4.15 to 5.45 pm, 3 May 2016, Room 780, UCL Institute of Education, 20 Bedford Way, London WC1H 0AL
Presenter: Professor Sheng-Ju Chan
As a vibrant economic entity in East Asia, Taiwan has been well-known internationally for its flexibility and efficiency. However, the country’s prosperity is under serious challenge due to the emerging phenomena of worsening labour markets and stagnant social mobility for the younger generation. This paper starts with a concise analysis of the changing demographic composition in Taiwan, for which the author adopts a longitudinal perspective in order to examine critically current employment scenarios by using unemployment rates and wage levels. The results show that university graduates face seriously declining wage levels and unstable career trajectories. Such structural transformation in turn constitutes a major barrier for upward social mobility in the long term.

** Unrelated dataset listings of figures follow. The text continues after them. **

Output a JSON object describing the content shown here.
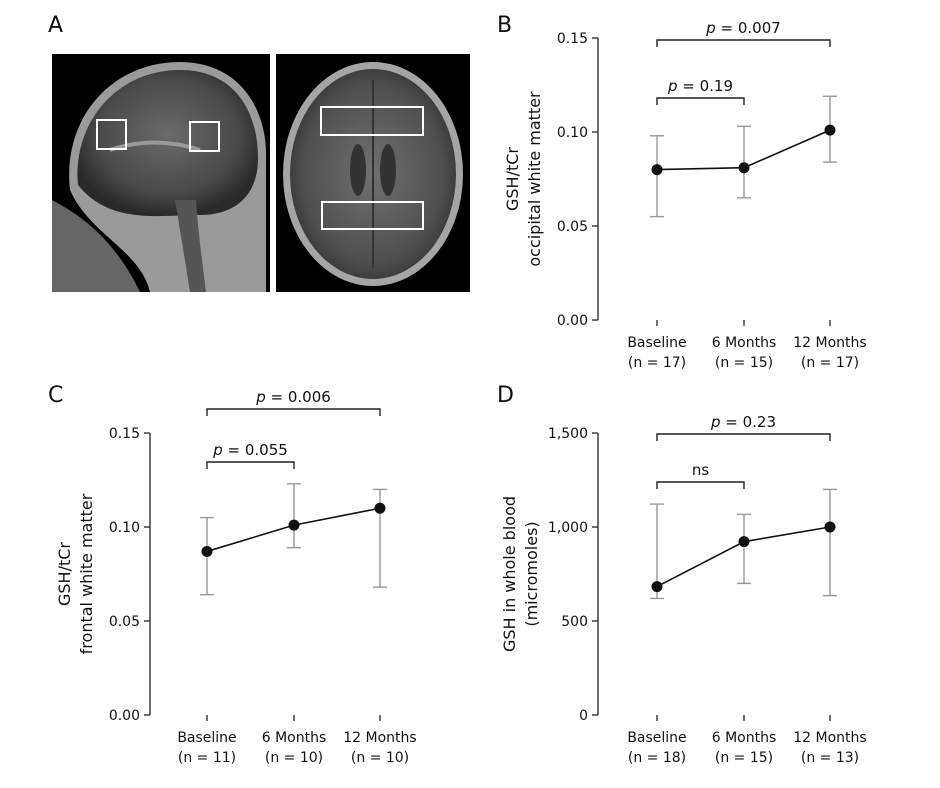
{
  "mri": {
    "letter": "A",
    "sagittal_label": "",
    "axial_label": ""
  },
  "chart_data": [
    {
      "type": "line",
      "panel": "B",
      "ylabel_lines": [
        "GSH/tCr",
        "occipital white matter"
      ],
      "categories": [
        [
          "Baseline",
          "(n = 17)"
        ],
        [
          "6 Months",
          "(n = 15)"
        ],
        [
          "12 Months",
          "(n = 17)"
        ]
      ],
      "values": [
        0.08,
        0.081,
        0.101
      ],
      "err_low": [
        0.055,
        0.065,
        0.084
      ],
      "err_high": [
        0.098,
        0.103,
        0.119
      ],
      "ylim": [
        0,
        0.15
      ],
      "yticks": [
        0,
        0.05,
        0.1,
        0.15
      ],
      "ytick_labels": [
        "0.00",
        "0.05",
        "0.10",
        "0.15"
      ],
      "comparisons": [
        {
          "from": 0,
          "to": 1,
          "label": "p = 0.19",
          "italic_p": true
        },
        {
          "from": 0,
          "to": 2,
          "label": "p = 0.007",
          "italic_p": true
        }
      ]
    },
    {
      "type": "line",
      "panel": "C",
      "ylabel_lines": [
        "GSH/tCr",
        "frontal white matter"
      ],
      "categories": [
        [
          "Baseline",
          "(n = 11)"
        ],
        [
          "6 Months",
          "(n = 10)"
        ],
        [
          "12 Months",
          "(n = 10)"
        ]
      ],
      "values": [
        0.087,
        0.101,
        0.11
      ],
      "err_low": [
        0.064,
        0.089,
        0.068
      ],
      "err_high": [
        0.105,
        0.123,
        0.12
      ],
      "ylim": [
        0,
        0.15
      ],
      "yticks": [
        0,
        0.05,
        0.1,
        0.15
      ],
      "ytick_labels": [
        "0.00",
        "0.05",
        "0.10",
        "0.15"
      ],
      "comparisons": [
        {
          "from": 0,
          "to": 1,
          "label": "p = 0.055",
          "italic_p": true
        },
        {
          "from": 0,
          "to": 2,
          "label": "p = 0.006",
          "italic_p": true
        }
      ]
    },
    {
      "type": "line",
      "panel": "D",
      "ylabel_lines": [
        "GSH in whole blood",
        "(micromoles)"
      ],
      "categories": [
        [
          "Baseline",
          "(n = 18)"
        ],
        [
          "6 Months",
          "(n = 15)"
        ],
        [
          "12 Months",
          "(n = 13)"
        ]
      ],
      "values": [
        683,
        922,
        1000
      ],
      "err_low": [
        620,
        700,
        635
      ],
      "err_high": [
        1122,
        1067,
        1200
      ],
      "ylim": [
        0,
        1500
      ],
      "yticks": [
        0,
        500,
        1000,
        1500
      ],
      "ytick_labels": [
        "0",
        "500",
        "1,000",
        "1,500"
      ],
      "comparisons": [
        {
          "from": 0,
          "to": 1,
          "label": "ns",
          "italic_p": false
        },
        {
          "from": 0,
          "to": 2,
          "label": "p = 0.23",
          "italic_p": true
        }
      ]
    }
  ]
}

The conclusion suggests that demographic factors, higher education and training, and workforce/employment issues must be seen as a collective whole in order to address these developmental challenges.

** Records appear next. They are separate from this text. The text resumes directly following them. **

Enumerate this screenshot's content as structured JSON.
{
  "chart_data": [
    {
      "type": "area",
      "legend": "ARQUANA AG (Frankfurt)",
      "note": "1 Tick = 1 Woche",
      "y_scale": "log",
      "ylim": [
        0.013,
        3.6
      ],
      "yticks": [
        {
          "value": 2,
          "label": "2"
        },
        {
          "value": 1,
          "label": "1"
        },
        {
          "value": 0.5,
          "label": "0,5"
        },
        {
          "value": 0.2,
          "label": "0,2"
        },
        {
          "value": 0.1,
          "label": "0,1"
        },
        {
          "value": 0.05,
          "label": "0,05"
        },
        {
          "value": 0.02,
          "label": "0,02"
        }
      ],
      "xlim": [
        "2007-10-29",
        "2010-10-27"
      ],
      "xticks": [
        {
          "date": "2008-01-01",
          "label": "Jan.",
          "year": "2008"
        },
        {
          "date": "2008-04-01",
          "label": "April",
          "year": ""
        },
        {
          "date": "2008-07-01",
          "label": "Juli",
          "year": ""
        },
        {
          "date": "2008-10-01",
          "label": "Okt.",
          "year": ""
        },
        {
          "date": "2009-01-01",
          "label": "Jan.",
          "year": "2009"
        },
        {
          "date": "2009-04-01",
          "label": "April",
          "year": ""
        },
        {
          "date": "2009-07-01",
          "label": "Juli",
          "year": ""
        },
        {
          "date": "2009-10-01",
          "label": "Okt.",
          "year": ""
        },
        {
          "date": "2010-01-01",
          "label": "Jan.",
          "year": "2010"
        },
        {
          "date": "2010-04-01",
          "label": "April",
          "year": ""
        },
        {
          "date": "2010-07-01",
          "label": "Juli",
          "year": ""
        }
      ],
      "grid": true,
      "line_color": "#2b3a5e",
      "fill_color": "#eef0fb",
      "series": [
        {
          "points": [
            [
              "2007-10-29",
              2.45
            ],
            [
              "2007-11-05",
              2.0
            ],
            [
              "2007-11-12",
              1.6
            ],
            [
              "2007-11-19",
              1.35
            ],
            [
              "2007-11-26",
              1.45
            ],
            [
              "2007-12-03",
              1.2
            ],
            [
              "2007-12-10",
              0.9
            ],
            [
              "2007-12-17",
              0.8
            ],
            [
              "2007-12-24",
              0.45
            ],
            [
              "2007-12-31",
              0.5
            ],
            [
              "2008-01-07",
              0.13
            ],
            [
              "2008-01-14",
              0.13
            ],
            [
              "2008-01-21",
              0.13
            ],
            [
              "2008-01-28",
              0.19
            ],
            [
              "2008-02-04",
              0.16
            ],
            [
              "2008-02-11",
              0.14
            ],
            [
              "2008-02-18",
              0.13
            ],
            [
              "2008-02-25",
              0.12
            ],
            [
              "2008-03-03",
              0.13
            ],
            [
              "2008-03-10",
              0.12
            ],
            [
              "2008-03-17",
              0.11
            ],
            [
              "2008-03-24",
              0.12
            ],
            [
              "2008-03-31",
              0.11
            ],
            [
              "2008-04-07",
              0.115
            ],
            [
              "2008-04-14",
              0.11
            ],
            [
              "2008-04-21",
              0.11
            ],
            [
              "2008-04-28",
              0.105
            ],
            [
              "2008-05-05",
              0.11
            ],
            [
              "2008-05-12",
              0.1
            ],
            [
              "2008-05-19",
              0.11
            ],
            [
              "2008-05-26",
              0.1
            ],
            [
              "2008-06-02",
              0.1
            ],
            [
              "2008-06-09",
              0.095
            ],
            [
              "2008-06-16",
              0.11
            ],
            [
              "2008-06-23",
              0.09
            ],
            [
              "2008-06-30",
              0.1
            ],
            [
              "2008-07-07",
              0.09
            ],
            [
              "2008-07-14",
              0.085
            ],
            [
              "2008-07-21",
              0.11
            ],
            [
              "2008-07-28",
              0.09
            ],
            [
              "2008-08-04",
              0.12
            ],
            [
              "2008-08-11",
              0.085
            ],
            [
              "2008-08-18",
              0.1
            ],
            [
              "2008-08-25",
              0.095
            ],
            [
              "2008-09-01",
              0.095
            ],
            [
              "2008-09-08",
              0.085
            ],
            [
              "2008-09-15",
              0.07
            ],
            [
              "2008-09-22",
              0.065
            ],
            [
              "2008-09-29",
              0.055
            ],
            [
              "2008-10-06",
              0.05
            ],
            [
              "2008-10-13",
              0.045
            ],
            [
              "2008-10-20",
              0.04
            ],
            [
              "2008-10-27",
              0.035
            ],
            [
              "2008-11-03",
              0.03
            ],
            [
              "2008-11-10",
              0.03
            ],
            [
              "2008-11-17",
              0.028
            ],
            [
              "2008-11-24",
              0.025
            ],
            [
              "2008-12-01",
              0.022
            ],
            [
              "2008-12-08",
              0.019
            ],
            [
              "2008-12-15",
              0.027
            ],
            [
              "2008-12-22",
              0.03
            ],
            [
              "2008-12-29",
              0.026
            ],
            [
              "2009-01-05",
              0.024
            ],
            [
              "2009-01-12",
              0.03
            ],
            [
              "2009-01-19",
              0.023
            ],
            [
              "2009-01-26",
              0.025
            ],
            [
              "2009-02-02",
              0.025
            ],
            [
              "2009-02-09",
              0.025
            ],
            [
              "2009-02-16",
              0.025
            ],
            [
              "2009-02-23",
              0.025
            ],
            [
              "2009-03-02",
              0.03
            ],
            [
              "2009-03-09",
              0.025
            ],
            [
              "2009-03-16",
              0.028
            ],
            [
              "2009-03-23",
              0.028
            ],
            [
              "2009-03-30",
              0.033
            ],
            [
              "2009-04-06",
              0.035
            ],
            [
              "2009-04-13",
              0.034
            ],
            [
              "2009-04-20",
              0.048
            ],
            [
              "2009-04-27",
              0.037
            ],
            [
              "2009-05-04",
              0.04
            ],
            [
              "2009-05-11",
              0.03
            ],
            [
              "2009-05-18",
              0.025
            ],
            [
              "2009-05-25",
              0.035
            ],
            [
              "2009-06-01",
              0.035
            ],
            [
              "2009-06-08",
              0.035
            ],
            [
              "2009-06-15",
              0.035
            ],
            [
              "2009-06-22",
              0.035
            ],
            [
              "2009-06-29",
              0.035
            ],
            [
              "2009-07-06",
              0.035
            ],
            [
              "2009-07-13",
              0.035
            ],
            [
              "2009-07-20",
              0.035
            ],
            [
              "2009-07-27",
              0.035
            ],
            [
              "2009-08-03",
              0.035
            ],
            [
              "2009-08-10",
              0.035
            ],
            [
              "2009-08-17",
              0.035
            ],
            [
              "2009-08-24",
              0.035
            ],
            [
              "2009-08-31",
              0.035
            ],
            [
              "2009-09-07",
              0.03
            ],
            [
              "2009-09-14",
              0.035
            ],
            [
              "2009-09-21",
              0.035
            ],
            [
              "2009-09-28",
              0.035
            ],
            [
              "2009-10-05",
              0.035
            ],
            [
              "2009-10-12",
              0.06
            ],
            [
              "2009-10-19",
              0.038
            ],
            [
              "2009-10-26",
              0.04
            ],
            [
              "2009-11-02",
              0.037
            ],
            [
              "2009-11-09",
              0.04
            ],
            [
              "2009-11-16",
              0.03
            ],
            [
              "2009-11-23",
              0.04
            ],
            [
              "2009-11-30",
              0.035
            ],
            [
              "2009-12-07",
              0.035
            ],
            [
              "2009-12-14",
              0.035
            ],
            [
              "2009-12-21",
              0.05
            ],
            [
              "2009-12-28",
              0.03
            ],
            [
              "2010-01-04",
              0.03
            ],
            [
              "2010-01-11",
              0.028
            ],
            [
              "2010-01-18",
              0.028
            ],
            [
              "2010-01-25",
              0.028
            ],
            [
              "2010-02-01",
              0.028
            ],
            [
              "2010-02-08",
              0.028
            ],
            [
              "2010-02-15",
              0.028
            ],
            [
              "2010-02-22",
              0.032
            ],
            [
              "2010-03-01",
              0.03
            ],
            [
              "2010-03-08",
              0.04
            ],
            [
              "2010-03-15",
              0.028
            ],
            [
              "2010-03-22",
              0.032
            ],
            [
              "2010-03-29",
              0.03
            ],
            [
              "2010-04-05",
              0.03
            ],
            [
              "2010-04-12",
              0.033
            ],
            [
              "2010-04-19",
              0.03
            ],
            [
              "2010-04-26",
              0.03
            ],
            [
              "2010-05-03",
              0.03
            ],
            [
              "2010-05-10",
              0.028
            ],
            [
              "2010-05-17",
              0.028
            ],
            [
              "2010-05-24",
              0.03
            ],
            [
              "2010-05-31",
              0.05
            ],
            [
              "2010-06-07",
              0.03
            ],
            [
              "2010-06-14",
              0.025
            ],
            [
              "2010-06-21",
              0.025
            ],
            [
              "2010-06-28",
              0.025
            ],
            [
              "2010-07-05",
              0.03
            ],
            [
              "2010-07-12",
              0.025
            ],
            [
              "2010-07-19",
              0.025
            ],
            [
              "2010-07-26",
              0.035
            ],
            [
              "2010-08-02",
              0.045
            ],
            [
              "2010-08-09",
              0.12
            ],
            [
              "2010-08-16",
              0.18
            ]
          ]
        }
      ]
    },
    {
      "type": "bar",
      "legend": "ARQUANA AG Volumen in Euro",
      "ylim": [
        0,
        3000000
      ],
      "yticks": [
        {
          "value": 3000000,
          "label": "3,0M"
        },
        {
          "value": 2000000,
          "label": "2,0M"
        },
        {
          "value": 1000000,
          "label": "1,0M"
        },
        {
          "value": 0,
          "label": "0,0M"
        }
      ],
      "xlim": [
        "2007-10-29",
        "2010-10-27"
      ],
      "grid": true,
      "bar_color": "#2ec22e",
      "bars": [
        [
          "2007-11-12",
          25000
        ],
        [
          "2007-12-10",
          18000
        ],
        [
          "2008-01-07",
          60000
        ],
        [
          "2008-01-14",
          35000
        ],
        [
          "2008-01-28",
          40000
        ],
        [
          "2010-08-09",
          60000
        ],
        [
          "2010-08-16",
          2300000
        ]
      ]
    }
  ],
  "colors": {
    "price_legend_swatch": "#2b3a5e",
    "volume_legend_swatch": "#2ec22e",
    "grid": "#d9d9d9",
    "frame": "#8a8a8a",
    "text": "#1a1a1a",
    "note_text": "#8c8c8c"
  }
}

Sheng-Ju Chan is a Professor at the Graduate Institute of Education, National Chung Cheng University, Taiwan. His areas of special interests are higher education policy, comparative education, and higher education management. He is Co-editor of the book series, Higher Education in Asia (published by Springer) and is Associate Editor of Asian Education Development Studies (published by Emerald). He was Secretary-General of the Chinese Taipei Comparative Education Society from 2010 to 2014. An author of over 30 articles in refereed journals and PI for over 10 major international and comparative research projects, he is an expert in higher education and comparative education in Taiwan and East Asia more generally.
Sheng-Ju Chan has received a research grant from the Ministry of Science and Technology, Taiwan for international sabbatical leave and is currently a Visiting Professor at UCL, affiliated to LLAKES.
This event is sponsored by the Centre of Taiwan Studies, School of Oriental and African Studies, University of London.